To establish the professional standard of care plaintiff must establish “that level of care, skill, and treatment which, in light of all relevant surrounding circumstances, is recognized as acceptable and appropriate by reasonably prudent similar health care providers.” Fla. Stat. § 766.102(1). Generally, in a medical malpractice case in Florida, the plaintiff must prove the physician’s breach of the standard of care by expert testimony Moisan, 531 So.2d at 399.

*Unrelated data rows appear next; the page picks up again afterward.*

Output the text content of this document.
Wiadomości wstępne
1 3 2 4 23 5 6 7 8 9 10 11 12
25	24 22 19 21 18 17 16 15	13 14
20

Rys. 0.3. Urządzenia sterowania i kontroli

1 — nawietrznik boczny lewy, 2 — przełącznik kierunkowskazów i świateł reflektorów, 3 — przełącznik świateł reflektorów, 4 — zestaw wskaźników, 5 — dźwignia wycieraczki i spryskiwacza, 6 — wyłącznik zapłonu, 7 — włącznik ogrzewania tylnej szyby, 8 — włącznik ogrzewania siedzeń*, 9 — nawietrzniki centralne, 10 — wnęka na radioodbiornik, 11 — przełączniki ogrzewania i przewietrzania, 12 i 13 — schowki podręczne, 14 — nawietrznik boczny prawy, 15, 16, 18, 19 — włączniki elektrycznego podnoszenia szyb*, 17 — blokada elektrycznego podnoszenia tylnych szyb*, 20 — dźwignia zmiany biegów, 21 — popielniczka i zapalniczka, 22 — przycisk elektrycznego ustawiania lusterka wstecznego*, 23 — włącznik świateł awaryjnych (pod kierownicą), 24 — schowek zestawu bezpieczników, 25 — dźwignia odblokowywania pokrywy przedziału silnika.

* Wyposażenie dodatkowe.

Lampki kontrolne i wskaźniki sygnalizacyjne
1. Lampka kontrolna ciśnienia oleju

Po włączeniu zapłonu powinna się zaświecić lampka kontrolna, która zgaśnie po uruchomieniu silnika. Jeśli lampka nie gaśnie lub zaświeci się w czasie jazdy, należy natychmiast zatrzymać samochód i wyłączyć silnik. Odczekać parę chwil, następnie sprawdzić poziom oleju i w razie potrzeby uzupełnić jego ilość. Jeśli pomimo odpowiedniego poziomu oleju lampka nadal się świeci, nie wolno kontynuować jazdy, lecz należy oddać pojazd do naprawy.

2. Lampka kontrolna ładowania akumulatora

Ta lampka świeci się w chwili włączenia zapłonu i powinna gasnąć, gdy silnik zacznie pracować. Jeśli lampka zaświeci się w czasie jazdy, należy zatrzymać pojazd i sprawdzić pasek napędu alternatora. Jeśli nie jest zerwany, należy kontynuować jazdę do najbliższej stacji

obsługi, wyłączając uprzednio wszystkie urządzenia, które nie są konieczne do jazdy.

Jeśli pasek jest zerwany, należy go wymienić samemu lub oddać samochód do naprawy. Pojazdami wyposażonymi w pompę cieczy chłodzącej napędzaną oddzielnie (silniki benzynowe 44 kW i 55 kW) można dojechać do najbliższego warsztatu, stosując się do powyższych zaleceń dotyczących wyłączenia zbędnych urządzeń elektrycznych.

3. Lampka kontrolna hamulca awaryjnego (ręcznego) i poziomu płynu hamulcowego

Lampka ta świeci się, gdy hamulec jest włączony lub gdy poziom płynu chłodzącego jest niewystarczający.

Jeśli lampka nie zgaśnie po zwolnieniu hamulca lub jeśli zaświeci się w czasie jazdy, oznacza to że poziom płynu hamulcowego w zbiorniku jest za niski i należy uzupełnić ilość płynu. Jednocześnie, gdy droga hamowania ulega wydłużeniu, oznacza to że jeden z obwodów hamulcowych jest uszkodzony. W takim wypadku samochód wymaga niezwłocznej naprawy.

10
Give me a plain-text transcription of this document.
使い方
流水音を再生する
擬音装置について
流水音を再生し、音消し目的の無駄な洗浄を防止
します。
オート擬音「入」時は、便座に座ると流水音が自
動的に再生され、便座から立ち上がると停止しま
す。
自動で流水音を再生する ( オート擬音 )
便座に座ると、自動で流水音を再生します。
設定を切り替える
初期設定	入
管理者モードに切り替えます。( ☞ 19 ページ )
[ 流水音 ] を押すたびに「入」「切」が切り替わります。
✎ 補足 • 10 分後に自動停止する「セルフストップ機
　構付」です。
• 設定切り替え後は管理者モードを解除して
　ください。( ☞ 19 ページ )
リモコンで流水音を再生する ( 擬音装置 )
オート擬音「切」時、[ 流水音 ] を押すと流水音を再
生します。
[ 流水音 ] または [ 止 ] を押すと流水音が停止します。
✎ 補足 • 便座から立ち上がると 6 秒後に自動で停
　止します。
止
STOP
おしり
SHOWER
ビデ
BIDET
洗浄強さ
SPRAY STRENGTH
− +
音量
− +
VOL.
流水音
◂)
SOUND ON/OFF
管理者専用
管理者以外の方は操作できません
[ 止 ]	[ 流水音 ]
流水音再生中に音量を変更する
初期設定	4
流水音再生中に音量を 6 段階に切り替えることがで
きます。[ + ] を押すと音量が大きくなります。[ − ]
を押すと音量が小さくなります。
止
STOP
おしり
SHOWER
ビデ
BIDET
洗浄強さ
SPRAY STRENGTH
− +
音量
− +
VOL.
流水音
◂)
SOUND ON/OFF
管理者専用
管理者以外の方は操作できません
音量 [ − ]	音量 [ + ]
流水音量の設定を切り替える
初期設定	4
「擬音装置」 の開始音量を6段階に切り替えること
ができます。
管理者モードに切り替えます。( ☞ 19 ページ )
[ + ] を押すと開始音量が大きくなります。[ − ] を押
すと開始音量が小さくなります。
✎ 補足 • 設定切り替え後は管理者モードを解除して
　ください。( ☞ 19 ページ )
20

The court has carefully reviewed the evidence offered by the defendant in support of the summary judgment motion. Dr. Gregory Heidrick opines that the defendant met the standard of care in this case. Filing No. 36, Ex. 1. Plaintiffs have failed to provide any medical expert to establish negligence on the part of the defendant. Further, plaintiffs have failed to offer any evidence to refute the evidence offered by the defendant in support of its motion for summary judgment. Thus, no issue of material fact exists upon which the trier of fact could disagree and this case must be dismissed.

IT IS, THEREFORE, ORDERED that the United States’ motion to dismiss, or in the alternative, for summary judgment, Filing No. 35, is granted.